Чумной вздохнул. Он не понимал последовательности записей. За все время чтения дневника девочки, ранее Чумной ни разу не замечал упоминание ее так называемого «брата». В своих записях она, в принципе, не упоминала никого, кроме себя и двух своих родителей. А, как понял Чумной, понятие кровной принадлежности связывает людей. Хоть и косвенно. Тогда почему она так успешно игнорировала существование своего брата все это время?"...хоть и не вживую. На могильном камушке все также была его фотография, сделанная несколько лет назад"

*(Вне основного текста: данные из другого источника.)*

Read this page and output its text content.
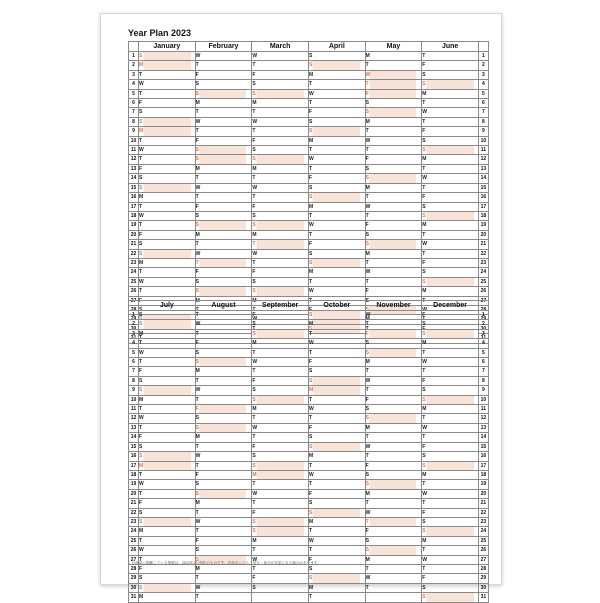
Year Plan 2023
	January	February	March	April	May	June	
1	S	W	W	S	M	T	1
2	M	T	T	S	T	F	2
3	T	F	F	M	W	S	3
4	W	S	S	T	T	S	4
5	T	S	S	W	F	M	5
6	F	M	M	T	S	T	6
7	S	T	T	F	S	W	7
8	S	W	W	S	M	T	8
9	M	T	T	S	T	F	9
10	T	F	F	M	W	S	10
11	W	S	S	T	T	S	11
12	T	S	S	W	F	M	12
13	F	M	M	T	S	T	13
14	S	T	T	F	S	W	14
15	S	W	W	S	M	T	15
16	M	T	T	S	T	F	16
17	T	F	F	M	W	S	17
18	W	S	S	T	T	S	18
19	T	S	S	W	F	M	19
20	F	M	M	T	S	T	20
21	S	T	T	F	S	W	21
22	S	W	W	S	M	T	22
23	M	T	T	S	T	F	23
24	T	F	F	M	W	S	24
25	W	S	S	T	T	S	25
26	T	S	S	W	F	M	26
27	F	M	M	T	S	T	27
28	S	T	T		S	W	28
29			W		M	T	29
30				S			30
31	T						31
	July	August	September	October	November	December	
1	S	T	F	S	W	F	1
2	S	W	S	M	T	S	2
3	M	T	S	T	F	S	3
4	T	F	M	W	S	M	4
5	W	S	T	T	S	T	5
6	T	S	W	F	M	W	6
7	F	M	T	S	T	T	7
8	S	T	F	S	W	F	8
9	S	W	S	M	T	S	9
10	M	T	S	T	F	S	10
11	T	F	M	W	S	M	11
12	W	S	T	T	S	T	12
13	T	S	W	F	M	W	13
14	F	M	T	S	T	T	14
15	S	T	F	S	W	F	15
16	S	W	S	M	T	S	16
17	M	T	S	T	F	S	17
18	T	F	M	W	S	M	18
19	W	S	T	T	S	T	19
20	T	S	W	F	M	W	20
21	F	M	T	S	T	T	21
22	S	T	F	S	W	F	22
23	S	W	S	M	T	S	23
24	M	T	S	T	F	S	24
25	T	F	M	W	S	M	25
26	W	S	T	T	S	T	26
27	T	S	W	F	M	W	27
28	F	M	T	S	T	T	28
29	S	T	F	S	W	F	29
30	S	W	S	M	T	S	30
31	M	T		T		S	31
この商品に掲載している情報は、2022年2月現在のものです。法改正により、祝日・休日が変更になる場合があります。
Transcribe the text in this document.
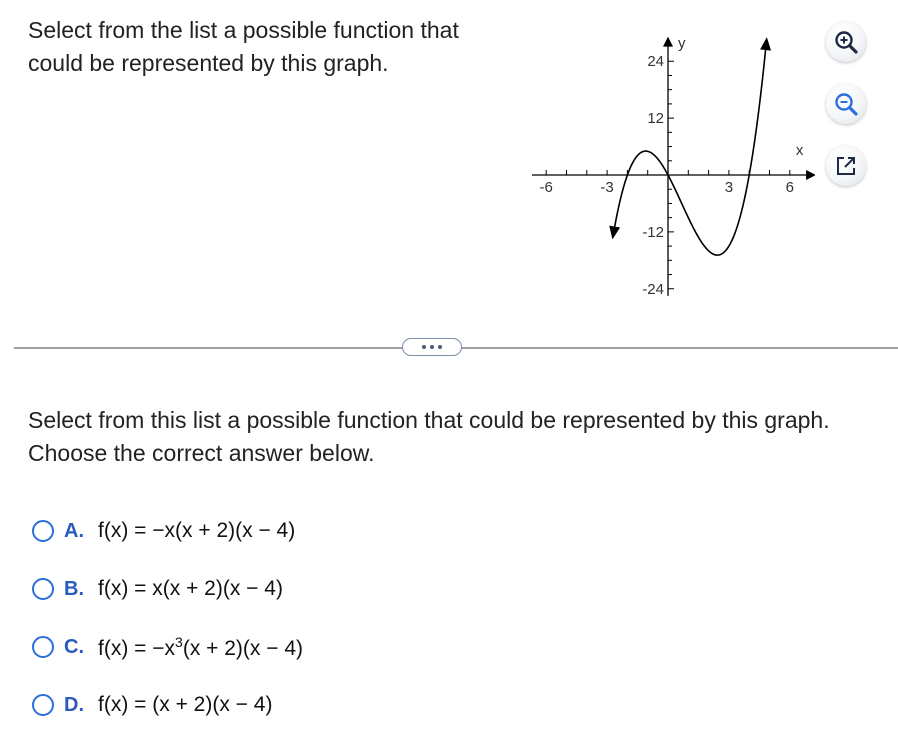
Select from the list a possible function that could be represented by this graph.
-6	-3	3	6
24
12
-12
-24
x
y
Select from this list a possible function that could be represented by this graph. Choose the correct answer below.
A. f(x) = −x(x + 2)(x − 4)
B. f(x) = x(x + 2)(x − 4)
C. $f(x) = -x^3(x + 2)(x - 4)$
D. f(x) = (x + 2)(x − 4)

— А вот почему, — результировал врач. Как выяснилось из дальнейшего прочтения, брат девочки учился на факультет психологии, что вполне объясняло литературу, лежащую у них в квартире. Он погиб в ходе несчастного случая, что, в глазах врача, было лучшей участью, чем ждала его родителей — заболеть Поветрием. Малозавидная судьба. Дальнейшие размышления ребенка о жизни после смерти заставило Доктора непроизвольно улыбнуться. — Вздор! — воскликнул он, махнув рукой. Заканчивая страницу фразой "А плакали бы они, если бы я отправилась на небеса?", Чумной с ухмылкой перевернул страницу, подумав, что больше не станет тратить время на этот пустой сборник вызовов науке, как тут же обнаружил... Изображение самого себя."Привет, дневник, давно мы с тобой не общались!^_^
Хочу с тобой поделиться, ведь ты единственный, кто меня слушает. У меня появился новый друг! Выглядит он, как маленькая птаха :3"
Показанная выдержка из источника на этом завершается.